Four Sparrow Marsh this early summer day, at low tide. While most everybody else in town was celebrating Gay Pride and the state’s passage of marriage equality (late Friday night, and about time, too), a few of us were being tormented by “mischievous and annoying insects.” I shouldn’t have loaned my head-covering mesh to friends visiting Alaska this weekend. An absolute gauntlet of the little bloodsuckers had to be run through to get to the marsh this morning. Through sedges, grasses, creepers, chest-high mugworts and higher phragmites, and much else ~ this was, after all, a New York City Wildflower Week [extended] walk, and I’m happy to report that there was a thriving mix of species of plants, shrubs, and trees. (See comments for Elizabeth’s list of things seen. See Marielle’s photos here.)
The marsh itself was mosquito-free. And tranquil-looking… but don’t let looks deceive you. Salt-marshes are one of the most productive of ecosystems, nursing fish and many invertebrates, filtering water and absorbing storm surges, pumping blessed oxygen into the air, providing food for everything from bacteria to mammals.

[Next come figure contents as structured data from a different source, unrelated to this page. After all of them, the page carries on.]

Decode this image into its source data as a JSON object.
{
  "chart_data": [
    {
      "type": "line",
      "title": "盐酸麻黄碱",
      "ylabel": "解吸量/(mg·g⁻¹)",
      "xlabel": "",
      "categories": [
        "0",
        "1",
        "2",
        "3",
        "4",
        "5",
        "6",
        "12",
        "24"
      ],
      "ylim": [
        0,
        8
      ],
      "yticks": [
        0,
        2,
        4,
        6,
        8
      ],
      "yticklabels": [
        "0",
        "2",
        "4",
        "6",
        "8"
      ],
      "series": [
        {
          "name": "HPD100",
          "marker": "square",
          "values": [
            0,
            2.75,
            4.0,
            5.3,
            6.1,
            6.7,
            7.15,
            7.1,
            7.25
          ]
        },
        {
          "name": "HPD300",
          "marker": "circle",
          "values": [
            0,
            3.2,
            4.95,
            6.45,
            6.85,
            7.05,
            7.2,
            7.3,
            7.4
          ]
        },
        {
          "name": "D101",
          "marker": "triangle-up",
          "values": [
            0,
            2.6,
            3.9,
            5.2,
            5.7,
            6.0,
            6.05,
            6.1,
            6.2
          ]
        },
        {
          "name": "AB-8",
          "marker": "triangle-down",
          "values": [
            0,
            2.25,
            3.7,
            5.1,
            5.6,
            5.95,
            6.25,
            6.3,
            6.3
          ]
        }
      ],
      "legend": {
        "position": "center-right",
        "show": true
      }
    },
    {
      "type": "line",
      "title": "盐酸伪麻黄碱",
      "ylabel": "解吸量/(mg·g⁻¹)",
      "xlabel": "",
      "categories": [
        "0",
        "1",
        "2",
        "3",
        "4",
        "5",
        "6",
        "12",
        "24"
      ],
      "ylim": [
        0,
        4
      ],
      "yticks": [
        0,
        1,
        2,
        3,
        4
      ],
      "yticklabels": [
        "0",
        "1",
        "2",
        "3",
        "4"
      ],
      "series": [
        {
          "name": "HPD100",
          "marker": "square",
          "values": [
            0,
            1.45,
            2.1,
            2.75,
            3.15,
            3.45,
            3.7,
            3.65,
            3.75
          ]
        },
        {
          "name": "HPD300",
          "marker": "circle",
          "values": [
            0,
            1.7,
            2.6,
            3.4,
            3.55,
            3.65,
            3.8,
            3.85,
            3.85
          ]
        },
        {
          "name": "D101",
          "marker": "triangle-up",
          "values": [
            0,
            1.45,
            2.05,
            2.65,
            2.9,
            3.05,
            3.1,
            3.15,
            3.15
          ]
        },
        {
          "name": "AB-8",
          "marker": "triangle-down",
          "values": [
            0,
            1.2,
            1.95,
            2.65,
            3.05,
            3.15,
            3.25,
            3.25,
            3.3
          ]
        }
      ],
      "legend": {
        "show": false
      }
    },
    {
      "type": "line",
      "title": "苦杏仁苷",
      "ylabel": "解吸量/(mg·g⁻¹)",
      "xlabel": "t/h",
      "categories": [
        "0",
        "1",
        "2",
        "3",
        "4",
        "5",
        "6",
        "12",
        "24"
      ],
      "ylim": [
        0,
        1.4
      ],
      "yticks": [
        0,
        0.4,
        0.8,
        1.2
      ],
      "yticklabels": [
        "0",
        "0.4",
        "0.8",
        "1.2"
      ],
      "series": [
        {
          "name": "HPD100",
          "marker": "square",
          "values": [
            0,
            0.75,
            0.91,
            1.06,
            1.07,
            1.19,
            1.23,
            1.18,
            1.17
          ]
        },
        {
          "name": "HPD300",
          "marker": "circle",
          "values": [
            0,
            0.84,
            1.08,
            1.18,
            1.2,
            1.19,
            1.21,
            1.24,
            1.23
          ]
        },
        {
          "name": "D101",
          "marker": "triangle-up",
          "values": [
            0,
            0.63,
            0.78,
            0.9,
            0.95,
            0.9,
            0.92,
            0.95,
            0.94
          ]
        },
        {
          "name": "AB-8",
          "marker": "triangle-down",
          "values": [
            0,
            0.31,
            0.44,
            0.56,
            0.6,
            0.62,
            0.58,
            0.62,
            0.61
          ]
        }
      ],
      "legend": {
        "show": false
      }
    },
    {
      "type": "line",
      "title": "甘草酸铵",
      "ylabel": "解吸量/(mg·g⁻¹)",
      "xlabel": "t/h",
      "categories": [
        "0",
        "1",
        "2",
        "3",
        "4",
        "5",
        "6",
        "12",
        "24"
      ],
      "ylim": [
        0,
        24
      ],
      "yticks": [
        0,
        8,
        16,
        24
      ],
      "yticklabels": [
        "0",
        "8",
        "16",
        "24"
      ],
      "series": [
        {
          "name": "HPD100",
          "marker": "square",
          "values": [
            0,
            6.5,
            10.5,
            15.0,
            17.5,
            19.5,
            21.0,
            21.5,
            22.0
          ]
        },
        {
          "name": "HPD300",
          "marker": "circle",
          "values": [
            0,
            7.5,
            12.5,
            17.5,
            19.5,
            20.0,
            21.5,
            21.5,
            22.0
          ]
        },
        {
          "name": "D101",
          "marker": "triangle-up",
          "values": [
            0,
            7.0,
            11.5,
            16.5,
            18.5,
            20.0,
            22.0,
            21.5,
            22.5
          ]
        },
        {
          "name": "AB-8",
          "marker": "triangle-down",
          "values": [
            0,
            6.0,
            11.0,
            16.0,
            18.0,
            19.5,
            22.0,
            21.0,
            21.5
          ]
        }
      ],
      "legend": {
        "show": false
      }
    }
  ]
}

Green with two species of spartina, ringed by phragmites, studded with the keystone ribbed mussels, soft and hard shell clams, mud snails, fiddler crabs, and plentiful little fish in the rising tide. Is this Brooklyn? Yes, it is. A Forever Wild remnant of the salt-marshes that once ringed Jamaica Bay and much of the city. (JFK, LGA, EWR and TEB were all built on salt marshes). But “Forever Wild,” a Parks Department designation without much legal pull, doesn’t mean all that much unless we fight for it.One of a quartet of eastern willets (Tringa semipalmata), this one loudly picketing our presence, perhaps because we were close to a nest (they are salt-marsh breeders), or maybe just on principal. After all, they don’t see too many humans there. On the adjacent upland area, which some people want to turn into yet another parking lot (may they be staked down for the mosquitos), we saw, in addition to the usual suspects, an unexpected male indigo bunting (Passerina cyanea). That was worth pausing for amidst the daredevil skeeters.

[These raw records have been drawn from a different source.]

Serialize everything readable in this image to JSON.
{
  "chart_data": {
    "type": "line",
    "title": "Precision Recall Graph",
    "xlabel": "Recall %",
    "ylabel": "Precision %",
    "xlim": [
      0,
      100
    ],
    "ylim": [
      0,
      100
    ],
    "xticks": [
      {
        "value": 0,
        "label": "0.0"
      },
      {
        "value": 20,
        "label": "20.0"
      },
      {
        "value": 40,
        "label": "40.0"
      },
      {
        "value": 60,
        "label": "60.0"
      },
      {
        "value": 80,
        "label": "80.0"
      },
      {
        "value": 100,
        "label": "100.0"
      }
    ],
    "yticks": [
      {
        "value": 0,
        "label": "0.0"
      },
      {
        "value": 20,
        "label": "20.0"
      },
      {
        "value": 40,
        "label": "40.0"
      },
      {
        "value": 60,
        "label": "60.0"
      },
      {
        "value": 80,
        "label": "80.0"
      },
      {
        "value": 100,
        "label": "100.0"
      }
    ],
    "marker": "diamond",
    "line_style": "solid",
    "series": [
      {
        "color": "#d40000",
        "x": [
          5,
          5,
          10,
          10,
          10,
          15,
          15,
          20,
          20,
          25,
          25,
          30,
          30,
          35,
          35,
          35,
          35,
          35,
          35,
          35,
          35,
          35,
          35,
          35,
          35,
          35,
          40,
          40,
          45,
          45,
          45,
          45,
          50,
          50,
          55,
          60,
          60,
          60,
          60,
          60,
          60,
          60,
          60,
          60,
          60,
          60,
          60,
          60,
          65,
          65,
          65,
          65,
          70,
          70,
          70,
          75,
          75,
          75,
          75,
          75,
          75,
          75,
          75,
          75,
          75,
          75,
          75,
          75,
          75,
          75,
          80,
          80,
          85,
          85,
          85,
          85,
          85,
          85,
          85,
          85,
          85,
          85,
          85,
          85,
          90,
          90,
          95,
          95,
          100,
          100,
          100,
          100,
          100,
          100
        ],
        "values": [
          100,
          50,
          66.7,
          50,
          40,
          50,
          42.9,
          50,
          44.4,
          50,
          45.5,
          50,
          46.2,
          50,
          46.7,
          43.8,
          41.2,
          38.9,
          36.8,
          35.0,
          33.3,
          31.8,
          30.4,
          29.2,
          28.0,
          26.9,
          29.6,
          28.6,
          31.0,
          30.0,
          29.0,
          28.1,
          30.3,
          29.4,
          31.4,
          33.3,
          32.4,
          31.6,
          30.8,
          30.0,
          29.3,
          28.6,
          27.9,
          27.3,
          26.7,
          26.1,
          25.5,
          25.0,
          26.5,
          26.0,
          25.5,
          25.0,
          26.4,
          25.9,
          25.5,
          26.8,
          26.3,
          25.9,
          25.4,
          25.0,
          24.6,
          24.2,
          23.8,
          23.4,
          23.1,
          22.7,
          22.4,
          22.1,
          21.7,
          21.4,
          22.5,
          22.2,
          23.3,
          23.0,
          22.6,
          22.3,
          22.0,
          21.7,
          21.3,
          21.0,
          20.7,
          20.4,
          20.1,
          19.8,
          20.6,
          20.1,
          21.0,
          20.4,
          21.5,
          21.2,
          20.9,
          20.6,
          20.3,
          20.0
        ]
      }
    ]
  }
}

There are seven mosquito bites on my forehead. Which makes me seven-spotted, like this ladybug, Coccinella septempunctata.

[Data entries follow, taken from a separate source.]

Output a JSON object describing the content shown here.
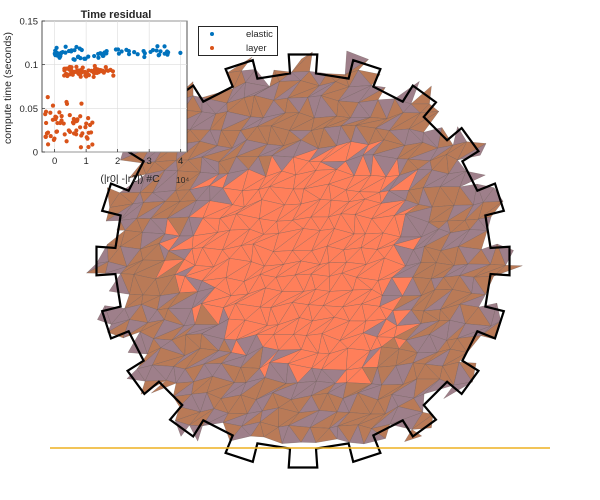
{
  "chart_data": [
    {
      "type": "scatter",
      "title": "Time residual",
      "xlabel": "(|r0| -|r1|) #C",
      "ylabel": "compute time (seconds)",
      "x_exponent_label": "10⁴",
      "xlim": [
        -0.4,
        4.2
      ],
      "ylim": [
        0,
        0.15
      ],
      "x_ticks": [
        "0",
        "1",
        "2",
        "3",
        "4"
      ],
      "y_ticks": [
        "0",
        "0.05",
        "0.1",
        "0.15"
      ],
      "grid": true,
      "legend_placement": "outside top-right",
      "series": [
        {
          "name": "elastic",
          "color": "#0072BD",
          "cluster": {
            "x_min": 0,
            "x_max": 4,
            "y_center": 0.113,
            "y_spread": 0.009
          }
        },
        {
          "name": "layer",
          "color": "#D95319",
          "clusters": [
            {
              "x_min": 0.3,
              "x_max": 2,
              "y_center": 0.092,
              "y_spread": 0.008
            },
            {
              "x_min": -0.3,
              "x_max": 1.2,
              "y_center": 0.03,
              "y_spread": 0.035
            }
          ]
        }
      ]
    },
    {
      "type": "mesh",
      "colors": {
        "inner": "#FF7F5A",
        "middle": "#B97A57",
        "outer": "#9E7F8A",
        "outline": "#000000"
      },
      "base_line_color": "#EDB120",
      "teeth": 20
    }
  ]
}
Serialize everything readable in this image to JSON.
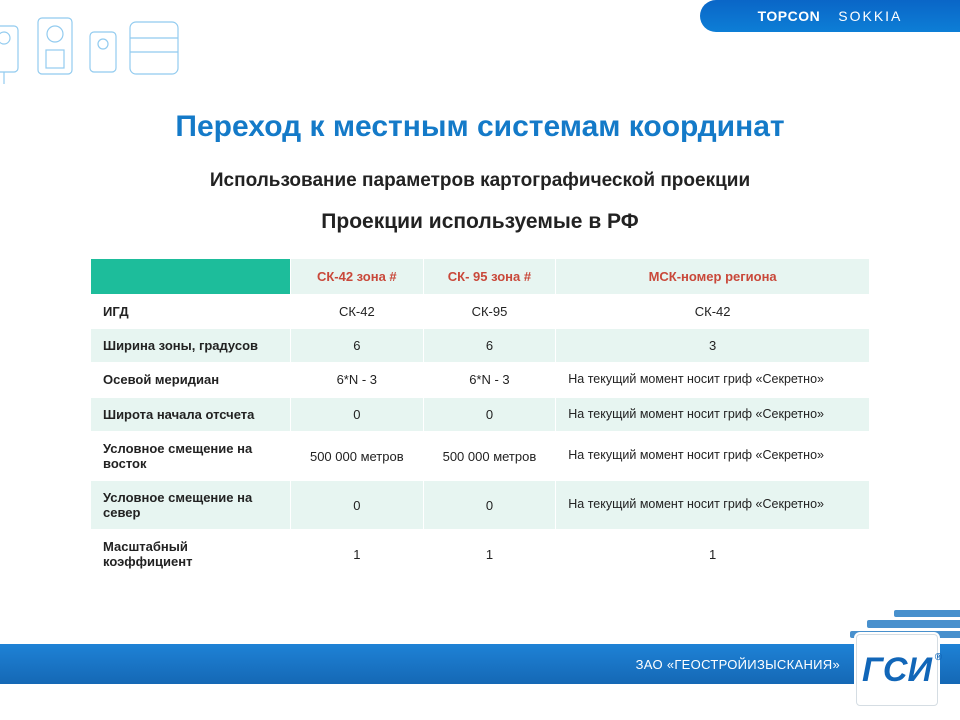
{
  "brand": {
    "left": "TOPCON",
    "right": "SOKKIA"
  },
  "title": "Переход к местным системам координат",
  "subtitle1": "Использование параметров картографической проекции",
  "subtitle2": "Проекции используемые в РФ",
  "table": {
    "header_blank": "",
    "columns": [
      "СК-42 зона #",
      "СК- 95 зона #",
      "МСК-номер региона"
    ],
    "rows": [
      {
        "label": "ИГД",
        "cells": [
          "СК-42",
          "СК-95",
          "СК-42"
        ]
      },
      {
        "label": "Ширина зоны, градусов",
        "cells": [
          "6",
          "6",
          "3"
        ]
      },
      {
        "label": "Осевой меридиан",
        "cells": [
          "6*N - 3",
          "6*N - 3",
          "На текущий момент носит гриф «Секретно»"
        ]
      },
      {
        "label": "Широта начала отсчета",
        "cells": [
          "0",
          "0",
          "На текущий момент носит гриф «Секретно»"
        ]
      },
      {
        "label": "Условное смещение на восток",
        "cells": [
          "500 000 метров",
          "500 000 метров",
          "На текущий момент носит гриф «Секретно»"
        ]
      },
      {
        "label": "Условное смещение на север",
        "cells": [
          "0",
          "0",
          "На текущий момент носит гриф «Секретно»"
        ]
      },
      {
        "label": "Масштабный коэффициент",
        "cells": [
          "1",
          "1",
          "1"
        ]
      }
    ],
    "note_match": "На текущий момент"
  },
  "footer": {
    "company": "ЗАО «ГЕОСТРОЙИЗЫСКАНИЯ»",
    "logo_text": "ГСИ",
    "reg": "®"
  },
  "colors": {
    "title": "#147ac8",
    "teal": "#1dbd9b",
    "teal_light": "#e7f5f1",
    "header_text": "#c9483a",
    "footer_grad_top": "#1e82d6",
    "footer_grad_bottom": "#1568b5"
  }
}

All my Four Sparrow Marsh posts can be read here.
Some of the things we saw:
Plants:
mugwort
Japanese knotweed
white clover
medick
yellow sweet clover
St. John’s wort
daisy fleabane
chicory
mullein
red clover
Deptford pink
everlasting pea
bird’s-foot trefoil
loosestrife
soft rush
(another) rush – path rush?
several grasses
a carex
toadflax
cinquefoil – Potentilla norvegia
staghorn sumac
Smooth cordgrass – Spartina alterniflora
Saltmeadow cordgrass – Spartina patens
phragmites
poison ivy
narrow-leaf plantain
bindweed
common dandelion
sphagnum moss
oak sp.?
black cherry
tuliptree
cottonwood
sassafras
white mulberry
ailanthus
Invertebrates:
anglewing butterfly
sulphur butterfly
cabbage white butterfly
tiger swallowtail
many unidentified dragonflies (didn’t notice any damselflies)
seven-spot ladybug
multi-spot Asian ladybug
Thanks, Elizabeth! I really appreciate that you’re sharing this.
And the list of birds Elizabeth and I put together for e-birds:
Wood Duck X
Mallard X
Great Egret X
Snowy Egret X
Willet X
Laughing Gull X
Ring-billed Gull X
Herring Gull X
Great Black-backed Gull X
Common Tern X
Rock Pigeon X
American Crow X
Tree Swallow X
Barn Swallow X
Northern Mockingbird X
European Starling X
Common Yellowthroat X
Song Sparrow X
Northern Cardinal X
Indigo Bunting X
Red-winged Blackbird X
House Sparrow X
Just uploaded all my photos with plant ids: http://www.flickr.com/photos/drosera-x/5885860801/ (photos scroll to left). Thanks for such a great walk, Matthew!
Great photos! Thank you, Marielle.
Thanks, Marielle. I was able to ID a few more of my plant photos with the help of yours. My willet-in-the-air shot was just a blur – yours are great! Thanks for sharing!